The end of the previous sentence should then be used to begin the following sentence. “The kids craved pizza and asked their mother if they may prepare their pizzas.” In this manner, the game continues, with the end of one sentence being used to construct the following new sentence.
A to Z ESL Sentence Game
This assignment will force kids to think and write sentences. Students should write all of the alphabet letters on a piece of paper. Each letter should be on a separate line. Then, have students create as many phrases as possible, beginning with each letter. As an example:
This weekend, there will be a significant snowfall.
When babies are hungry, they cry a lot.
My favorite type of television show is a cartoon.
Do you want to accompany me to the movies?
Finish the Sentence
You might include images of five lemons and the sentence beginning with “I observe.” Then, students must choose the appropriate cards to complete the phrase and fill in the blanks for “how many,” “what color,” and “what.”
After that, students might practice with a similar sheet, such as one with eight red automobiles.
What Makes a Good Sentence?
Here is what makes a good sentence:
Use Correct Grammar and Punctuation
Avoid clichéd phrases such as “it is believed”, “it is reported,” or “it has been said that…” instead of stating facts or opinions (or both) where they are relevant to the discussion at hand.

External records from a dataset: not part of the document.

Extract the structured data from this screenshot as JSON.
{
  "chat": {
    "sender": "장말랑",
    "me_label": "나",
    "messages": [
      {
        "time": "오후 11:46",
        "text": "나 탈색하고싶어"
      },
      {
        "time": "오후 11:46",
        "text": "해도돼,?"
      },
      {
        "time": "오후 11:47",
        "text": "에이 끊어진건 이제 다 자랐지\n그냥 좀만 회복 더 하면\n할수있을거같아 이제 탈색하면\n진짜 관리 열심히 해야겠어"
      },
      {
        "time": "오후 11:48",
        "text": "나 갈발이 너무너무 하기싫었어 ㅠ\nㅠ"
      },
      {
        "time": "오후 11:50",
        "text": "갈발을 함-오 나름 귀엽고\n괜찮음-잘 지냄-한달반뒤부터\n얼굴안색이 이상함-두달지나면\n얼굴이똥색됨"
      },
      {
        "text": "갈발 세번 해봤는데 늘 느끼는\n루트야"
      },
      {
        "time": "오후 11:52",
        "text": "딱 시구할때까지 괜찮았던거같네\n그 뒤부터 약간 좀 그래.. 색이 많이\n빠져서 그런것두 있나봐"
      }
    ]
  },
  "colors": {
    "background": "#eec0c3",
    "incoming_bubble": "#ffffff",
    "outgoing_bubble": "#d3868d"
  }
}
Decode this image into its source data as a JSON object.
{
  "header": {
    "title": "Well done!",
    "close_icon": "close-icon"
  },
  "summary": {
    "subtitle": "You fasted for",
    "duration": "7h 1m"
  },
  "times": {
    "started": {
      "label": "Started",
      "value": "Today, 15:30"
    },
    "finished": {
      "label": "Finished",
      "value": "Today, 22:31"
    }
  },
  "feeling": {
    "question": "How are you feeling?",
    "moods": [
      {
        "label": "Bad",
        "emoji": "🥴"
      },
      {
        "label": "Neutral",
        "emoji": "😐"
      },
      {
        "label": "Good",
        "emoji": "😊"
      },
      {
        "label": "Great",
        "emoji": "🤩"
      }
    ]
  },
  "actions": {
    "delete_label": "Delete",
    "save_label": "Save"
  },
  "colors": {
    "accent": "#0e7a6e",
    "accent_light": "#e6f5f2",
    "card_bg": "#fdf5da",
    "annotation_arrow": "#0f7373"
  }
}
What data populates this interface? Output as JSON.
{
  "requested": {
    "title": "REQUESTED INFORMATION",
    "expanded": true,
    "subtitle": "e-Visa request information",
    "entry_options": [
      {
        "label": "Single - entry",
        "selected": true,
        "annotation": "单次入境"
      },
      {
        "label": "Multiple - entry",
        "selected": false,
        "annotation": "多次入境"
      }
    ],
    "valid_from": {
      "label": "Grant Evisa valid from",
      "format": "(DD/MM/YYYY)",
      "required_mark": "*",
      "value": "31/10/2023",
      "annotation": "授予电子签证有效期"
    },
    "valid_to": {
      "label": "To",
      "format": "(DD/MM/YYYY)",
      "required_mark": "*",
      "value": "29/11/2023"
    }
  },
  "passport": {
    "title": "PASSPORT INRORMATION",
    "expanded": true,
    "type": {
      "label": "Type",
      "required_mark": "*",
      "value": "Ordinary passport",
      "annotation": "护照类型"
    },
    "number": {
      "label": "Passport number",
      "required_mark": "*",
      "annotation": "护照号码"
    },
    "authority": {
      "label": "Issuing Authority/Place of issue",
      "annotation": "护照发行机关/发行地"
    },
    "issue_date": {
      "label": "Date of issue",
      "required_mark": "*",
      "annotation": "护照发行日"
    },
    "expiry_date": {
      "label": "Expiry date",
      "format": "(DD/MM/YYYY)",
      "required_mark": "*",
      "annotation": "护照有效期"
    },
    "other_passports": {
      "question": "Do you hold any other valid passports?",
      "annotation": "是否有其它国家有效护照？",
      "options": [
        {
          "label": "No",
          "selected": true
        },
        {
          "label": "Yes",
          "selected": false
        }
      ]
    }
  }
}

A good rule of thumb is that if you have read something before, chances are it will not be a good idea to quote it again unless you provide some context for why it was necessary at the time and still is today.
For example, if you have read an article about how everyone should take their vitamins every day, then your reader would know that this is because of all the research showing that taking vitamin supplements can help prevent illness, injure yourself less often, and even live longer (which makes sense). If instead you just wrote, “it has been said,” then your reader would not know what type of advice you gave them about taking vitamins and so may not take them regularly.
The best way to show students how to write in complete sentences is to set a good example. Modeling is one of the easiest ways to teach students the rules so they will see and hear them while they are being used repeatedly. Once students have seen that the style is practical, they will follow it on their own accord.